Sure, yes, you are right, that’s why avarage ELO is bellow 1000. Also, that’s why so many are near 500 ELO, like 4k players, from 44k below 669 ELO https://www.aoe2insights.com/leaderboard/3/?page=400
We all here, and who did put the math behind ELO calculation in AOE2DE are wrong.
do you have a source for that? I don’t see a way how average elo can be anything other than average starting elo if every game is just an exchange of rating.
because in every game you just take rating away from your opponent, it’s (almost) a 0-sum game. so the only way to change the average elo is through people leaving the game
your starting elo isn’t a fixed 1000 (or any other number), but the FIDE rating depends on your performance in the first official tournament where you win or draw at least one game, and it also depends on the average rating of the players there. So if you play in a school club for years and then turn up to a tournament, beat half the people there you’ll get a pretty high rating.
no idea where you got those numbers from. FIDE ratings (international chess federation) don’t start with 1200, and there is little public data on what’s the average rating as only players above 1000 get published.
that’s not what the k-factor is. if you have a higher k-factor it means you win AND LOSE more points. it’s a multiplier to elo lost and gained. what you are saying is demonstrably false.
but the vast majority of games (chess and aoe2) is played between players of same or similar k-factor. in chess the k-factor is mostly determined by highest achieved rating (with some exceptions for children and teens), in aoe2 your k-factor is 32 (I think?) after you have finished your placement games. So in aoe2 elo is not a 0-sum game ONLY if it’s a game between a player who is playing placement matches and a player who has completed their placement matches. so it’s very close to a 0-sum game
yeah, that’s VERY close to starting elo. the difference can be explained with players who are no longer listed (no ranked games in the last 30 days) and different k-value during the first 10 (or 20?) games
again source? why are you saying chess starting elo is 1200? and which chess elo are you talking about?
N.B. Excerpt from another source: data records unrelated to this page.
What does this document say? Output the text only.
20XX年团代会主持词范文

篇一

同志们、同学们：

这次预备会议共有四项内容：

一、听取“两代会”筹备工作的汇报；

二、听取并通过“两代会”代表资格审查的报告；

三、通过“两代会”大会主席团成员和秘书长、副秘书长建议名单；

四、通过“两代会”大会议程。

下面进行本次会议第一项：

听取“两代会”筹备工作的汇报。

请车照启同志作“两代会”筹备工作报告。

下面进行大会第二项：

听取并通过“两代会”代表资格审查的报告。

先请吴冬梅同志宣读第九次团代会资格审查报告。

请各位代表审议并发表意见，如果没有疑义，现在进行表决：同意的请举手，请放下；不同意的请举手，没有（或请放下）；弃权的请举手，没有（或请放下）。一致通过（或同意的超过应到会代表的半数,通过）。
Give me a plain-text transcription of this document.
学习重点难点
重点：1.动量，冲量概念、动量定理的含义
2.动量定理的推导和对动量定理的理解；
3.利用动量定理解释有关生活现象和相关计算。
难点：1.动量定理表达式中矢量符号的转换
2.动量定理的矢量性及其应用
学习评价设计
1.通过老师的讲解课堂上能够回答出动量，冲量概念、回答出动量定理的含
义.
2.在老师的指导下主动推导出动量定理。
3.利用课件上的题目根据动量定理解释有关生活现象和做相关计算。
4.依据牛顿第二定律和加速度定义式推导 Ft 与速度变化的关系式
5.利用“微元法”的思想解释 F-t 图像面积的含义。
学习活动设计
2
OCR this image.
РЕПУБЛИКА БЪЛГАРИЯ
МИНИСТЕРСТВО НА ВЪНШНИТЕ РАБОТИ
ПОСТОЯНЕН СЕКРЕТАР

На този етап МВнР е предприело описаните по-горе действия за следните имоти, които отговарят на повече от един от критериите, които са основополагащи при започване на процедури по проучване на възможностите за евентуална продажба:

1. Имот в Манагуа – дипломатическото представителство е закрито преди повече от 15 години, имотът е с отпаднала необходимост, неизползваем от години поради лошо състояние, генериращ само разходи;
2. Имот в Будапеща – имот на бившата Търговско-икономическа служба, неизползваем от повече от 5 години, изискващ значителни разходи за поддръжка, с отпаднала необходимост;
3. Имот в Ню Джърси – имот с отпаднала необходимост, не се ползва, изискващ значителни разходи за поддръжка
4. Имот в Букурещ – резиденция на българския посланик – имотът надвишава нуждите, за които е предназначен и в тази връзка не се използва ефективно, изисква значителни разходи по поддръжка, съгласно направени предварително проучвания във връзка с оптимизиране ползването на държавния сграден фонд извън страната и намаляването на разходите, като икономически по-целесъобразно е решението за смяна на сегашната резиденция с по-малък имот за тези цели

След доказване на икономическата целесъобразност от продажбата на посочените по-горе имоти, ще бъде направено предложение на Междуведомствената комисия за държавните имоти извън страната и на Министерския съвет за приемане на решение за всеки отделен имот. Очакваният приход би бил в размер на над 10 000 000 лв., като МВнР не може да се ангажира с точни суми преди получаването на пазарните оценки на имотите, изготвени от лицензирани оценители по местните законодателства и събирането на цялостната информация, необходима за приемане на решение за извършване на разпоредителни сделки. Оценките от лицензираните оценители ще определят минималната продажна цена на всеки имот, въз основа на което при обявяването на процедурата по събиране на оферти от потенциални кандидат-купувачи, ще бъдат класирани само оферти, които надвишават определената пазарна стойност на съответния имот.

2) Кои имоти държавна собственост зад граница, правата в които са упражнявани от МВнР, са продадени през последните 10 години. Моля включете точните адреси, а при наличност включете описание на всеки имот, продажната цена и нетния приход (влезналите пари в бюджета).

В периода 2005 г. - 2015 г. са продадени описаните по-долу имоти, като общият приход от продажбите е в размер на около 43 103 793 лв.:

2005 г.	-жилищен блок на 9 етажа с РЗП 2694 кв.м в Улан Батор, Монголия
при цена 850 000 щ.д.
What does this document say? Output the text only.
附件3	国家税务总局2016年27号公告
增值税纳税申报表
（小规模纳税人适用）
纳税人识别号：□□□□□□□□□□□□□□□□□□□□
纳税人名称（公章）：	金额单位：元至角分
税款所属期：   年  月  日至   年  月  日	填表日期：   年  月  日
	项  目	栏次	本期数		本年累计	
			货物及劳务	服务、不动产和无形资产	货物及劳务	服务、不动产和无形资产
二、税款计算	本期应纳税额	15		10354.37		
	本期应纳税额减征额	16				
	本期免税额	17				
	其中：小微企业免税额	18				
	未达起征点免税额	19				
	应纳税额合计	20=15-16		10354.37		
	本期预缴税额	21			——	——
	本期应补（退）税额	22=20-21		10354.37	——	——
Source: I used to play professional chess. International tournaments and all that.
That’s because it’s not, ELO is not designed to be a 0 sum game.
Then it must be what I said previously.
Because ELO is specifically designed for this not to happen. A new player is supposed to be “weak”, not “intermediate”. And go up from there.
A system where the new player has the same ranking as the average player is just a bad system.
Which is why I made this topic.
What you are saying is mostly true, but it doesn’t translate to what she said, which is:
None of that translates to “someone judging your skill level”. That someone is the ELO system itself, there’s no person there judging you giving his personal opinion whether you are good or bad, ELO is impartial and is not based on another player’s opinion.
Turns out they lowered the minimum from 1200 to 1000. Back in my days it used to be 1200. So what I suggest AoE2 to do, Chess already did.
soruce? if what I’m saying is demonstrably false you should have the demonstration.
K-factor is not a multiplier. It’s the maximum number of points you can win or lose in a match. If you have 2400 elo and lose to 1800 elo, you will lose less points and he will win more points. Making a difference. If you have 2400 elo and win to 1800 elo, you will win less points and he will lose less points, since normally he wouldn’t lose that many points when being beaten by 2400. Again, leading to a difference. Which results in → Not a 0 sum game.
In AoE2 yes, that’s the issue. And that’s why the problem in OP exists.
Yes, that’s the issue.
Talking about FIDE rating, the international rating. But it turns out they lowered it from 1200 to 1000. Which 1000 is even further away from the average 1500.
It stands to common sense that a new player is weaker than the average player, so having new player start with 1500 elo because the average elo is 1500 would be terrible.